Aber auch die Erziehungstipps finden mal ein Ende. Oberbürgermeister Ulrich Mädge (SPD) ruft zur Abstimmung auf. Das Ergebnis überrascht nicht. Der Abberufungsantrag der Linken wurde von allen Parteien, außer den Linken selbst, abgelehnt.

Doch trotz dem Hin und Her, ob die AfD nun als rechtsextrem bezeichnet werden darf oder nicht, war es eine Ratssitzung nach Oberbürgermeister Mädge und Ratsvorsitzenden John Geschmack: Sie bleibt im Amt.

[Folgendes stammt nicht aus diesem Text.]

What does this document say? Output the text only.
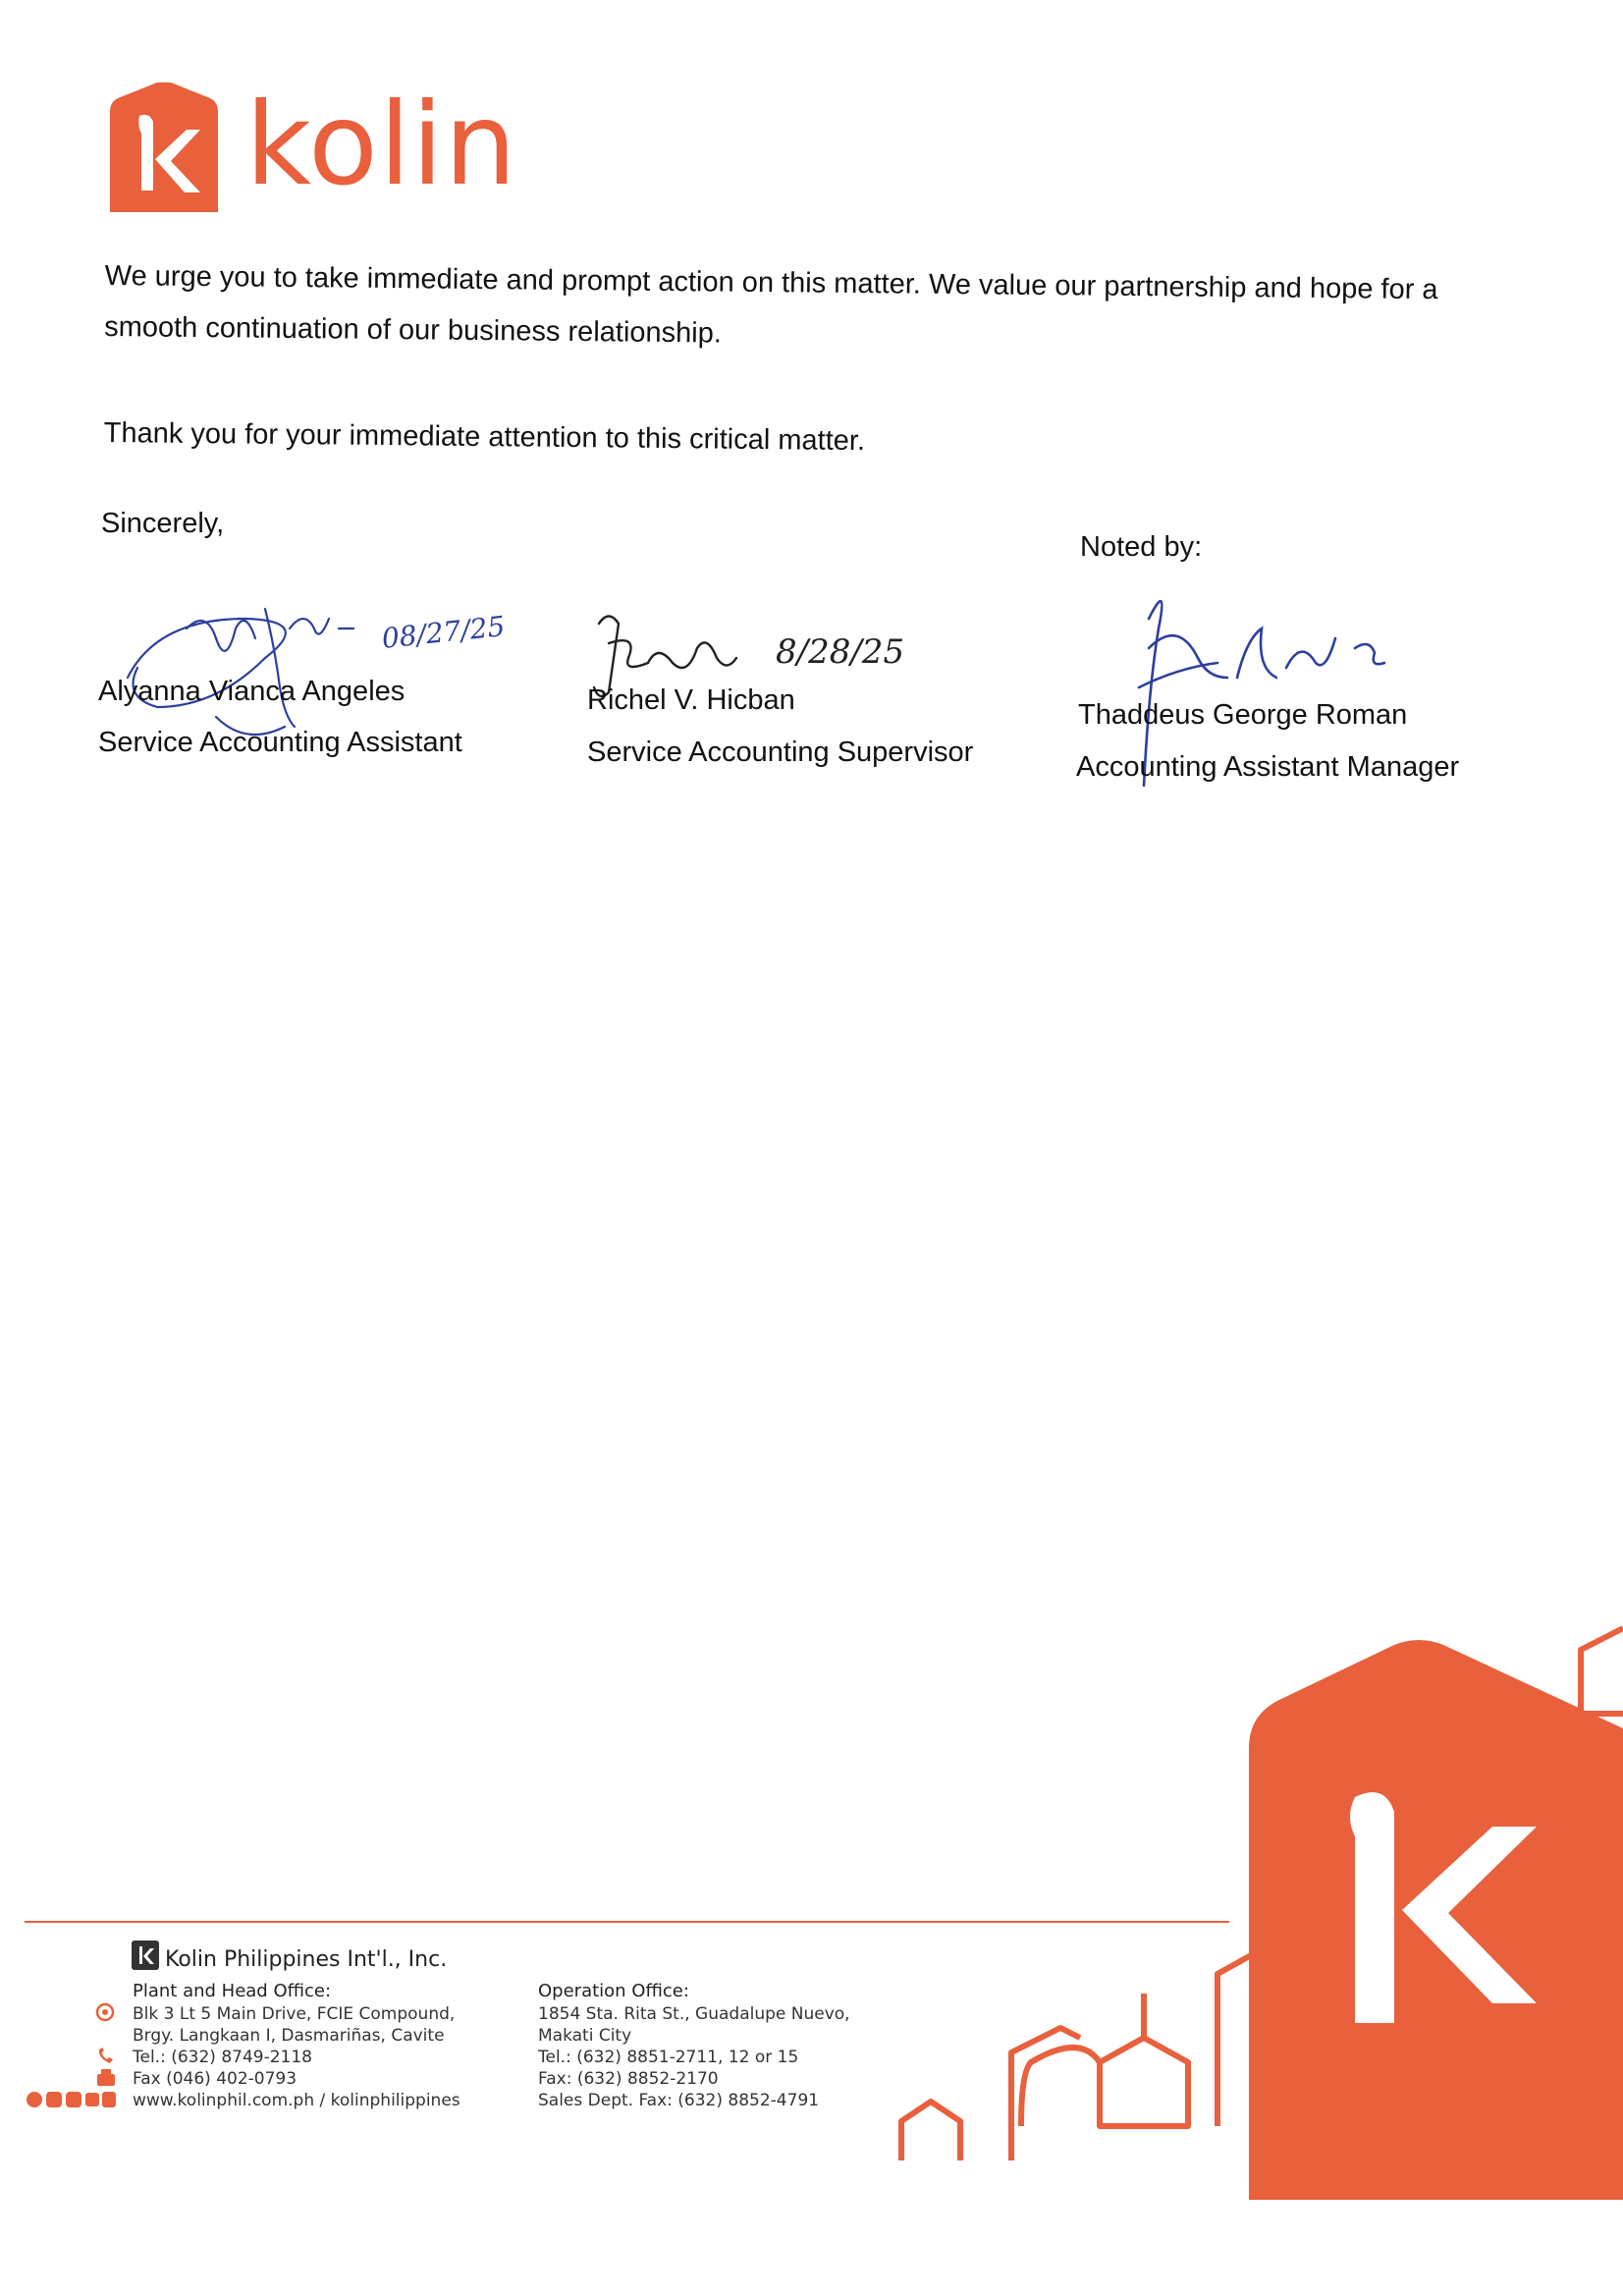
kolin
We urge you to take immediate and prompt action on this matter. We value our partnership and hope for a smooth continuation of our business relationship.
Thank you for your immediate attention to this critical matter.
Sincerely,
Noted by:
08/27/25
Alyanna Vianca Angeles
Service Accounting Assistant
8/28/25
Richel V. Hicban
Service Accounting Supervisor
Thaddeus George Roman
Accounting Assistant Manager
Kolin Philippines Int'l., Inc.
Plant and Head Office:
Blk 3 Lt 5 Main Drive, FCIE Compound,
Brgy. Langkaan I, Dasmariñas, Cavite
Tel.: (632) 8749-2118
Fax (046) 402-0793
www.kolinphil.com.ph / kolinphilippines
Operation Office:
1854 Sta. Rita St., Guadalupe Nuevo,
Makati City
Tel.: (632) 8851-2711, 12 or 15
Fax: (632) 8852-2170
Sales Dept. Fax: (632) 8852-4791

Manche Zuschauer nutzen den Übergang zum  nächsten Tagesordnungspunkt für eine Zigarettenpause oder verlassen die Ratssitzung endgültig. Inzwischen hat die „Augenarztpraxis“ geschlossen. Die „Ärztin“ tauscht ihren Arztkittel gegen eine graue Herbstjacke ein. Es wird nochmals kurz auf die Aussagen der Ratsmitglieder eingegangen. Lacher über den biertrinkenden Pauly klingen von außen in den Vorraum. Man ist sich einig: es wurde nicht erwartet, dass dem Abberufungsantrag zugestimmt wird. Trotzdem ist man zufrieden, da nun endlich der Rechtsextremismus Thema im Rat war. Und was denkt Pauly über die Sitzung? Noch am selben Abend reagiert er mit einer Pressmitteilung. Pauly freut sich zwar über die Positionierung der anderen Fraktionen, aber ergänzt: „Im Kampf gegen rechts war der Rat bisher Teil des Problems. Der Rat hat sich im Kampf gegen Rechts wahrlich nicht mit Ruhm bekleckert.“ 

Die Frage, ob die AfD rechtsextrem ist, muss nun in einer Feststellungsklage von Pauly beim Lüneburger Verwaltungsgericht geklärt werden. Parallel dazu hat die AfD angedroht rechtlich gegen Pauly’s Wortäußerung vorzugehen.

Diese Reportage wurde zuvor in „analyse & kritik“ Ausgabe: 654 vom 12.11.2019 veröffentlicht.